I also authored  Envisioning Black Feminist Voodoo Aesthetics: African Spirituality in American Cinema (Lexington 2016) which explores the treatment of the priestess figure in American cinema. My interest in film representations of black women engaged in ‘spirit work’ of the African Diaspora led me to co-edit a collection of essays, The Lemonade Reader on Beyoncé’s visual album, Lemonade (2016).

I’ve taught courses on the Gullah Geechee presence in African American Literature, Folklore of the African Diaspora, Voodoo & Visual Culture, and a new theory—“Conjure Feminism” that I am developing with my colleagues Kinitra D. Brooks (Michigan State University) and LaKisha M. Simmons (University of Michigan).
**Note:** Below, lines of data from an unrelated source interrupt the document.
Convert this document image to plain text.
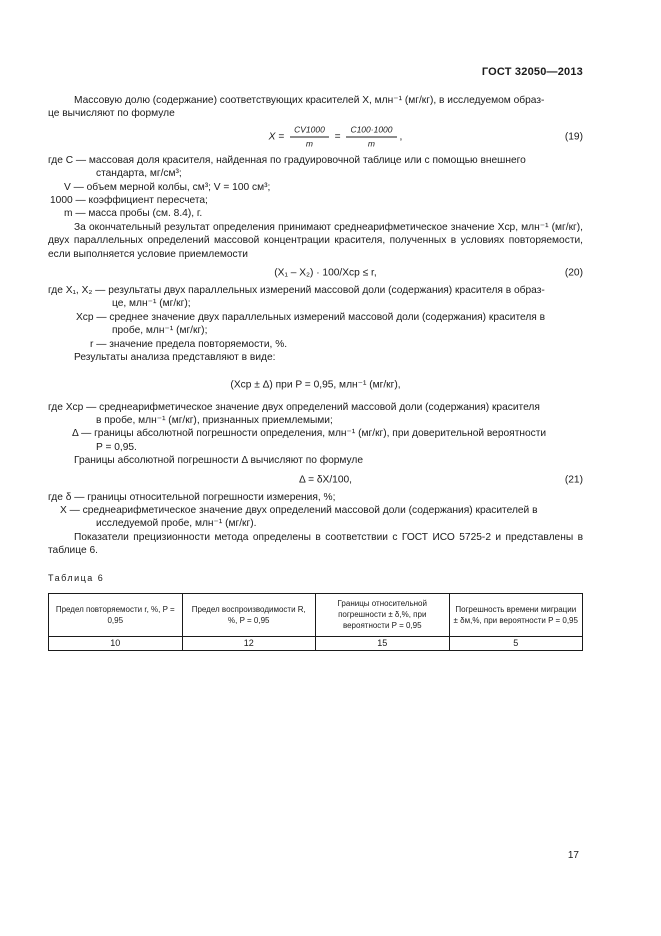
ГОСТ 32050—2013

Массовую долю (содержание) соответствующих красителей X, млн⁻¹ (мг/кг), в исследуемом образ-
це вычисляют по формуле

$X = \frac{CV1000}{m} = \frac{C100\cdot 1000}{m}$ ,	(19)

где C — массовая доля красителя, найденная по градуировочной таблице или с помощью внешнего

стандарта, мг/см³;

V — объем мерной колбы, см³; V = 100 см³;

1000 — коэффициент пересчета;

m — масса пробы (см. 8.4), г.

За окончательный результат определения принимают среднеарифметическое значение Xср, млн⁻¹ (мг/кг), двух параллельных определений массовой концентрации красителя, полученных в условиях повторяемости, если выполняется условие приемлемости

(X₁ – X₂) · 100/Xср ≤ r,	(20)

где X₁, X₂ — результаты двух параллельных измерений массовой доли (содержания) красителя в образ-

це, млн⁻¹ (мг/кг);

Xср — среднее значение двух параллельных измерений массовой доли (содержания) красителя в

пробе, млн⁻¹ (мг/кг);

r — значение предела повторяемости, %.

Результаты анализа представляют в виде:

(Xср ± Δ) при P = 0,95, млн⁻¹ (мг/кг),

где Xср — среднеарифметическое значение двух определений массовой доли (содержания) красителя

в пробе, млн⁻¹ (мг/кг), признанных приемлемыми;

Δ — границы абсолютной погрешности определения, млн⁻¹ (мг/кг), при доверительной вероятности

P = 0,95.

Границы абсолютной погрешности Δ вычисляют по формуле

Δ = δX/100,	(21)

где δ — границы относительной погрешности измерения, %;

X — среднеарифметическое значение двух определений массовой доли (содержания) красителей в

исследуемой пробе, млн⁻¹ (мг/кг).

Показатели прецизионности метода определены в соответствии с ГОСТ ИСО 5725-2 и представлены в таблице 6.

Таблица 6
Предел повторяемости r, %, P = 0,95	Предел воспроизводимости R, %, P = 0,95	Границы относительной погрешности ± δ,%, при вероятности P = 0,95	Погрешность времени миграции ± δм,%, при вероятности P = 0,95
10	12	15	5
17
The conjure, hoodoo, and root medicine traditions of the US South are deeply entwined with the religious, healing, and metaphysical beliefs that enslaved Africans preserved from their ethnic origins on the continent. The conjure woman, I argue, has become a folk hero in the black imagination but to fully understand how that evolution happened I had to turn my attention to rigorous study of West African practices and the process of transculturation that took place at every settlement where enslaved Africans were held in bondage. To understand the African origins and function of practices such as the Ring Shout, making indigo dye, cooking red rice, or weaving sweetgrass baskets is to study and research the ways that enslaved Africans navigated their past with their present in the mundane, daily drudgery of their lives. This, too, is part of the important work being done through the Center for the Study of Slavery in Charleston and I am elated to add to the incredible work being done to foster a deeper understanding of the impact the institution of slavery has had on the everyday lives of people of African descent even in the 21st century.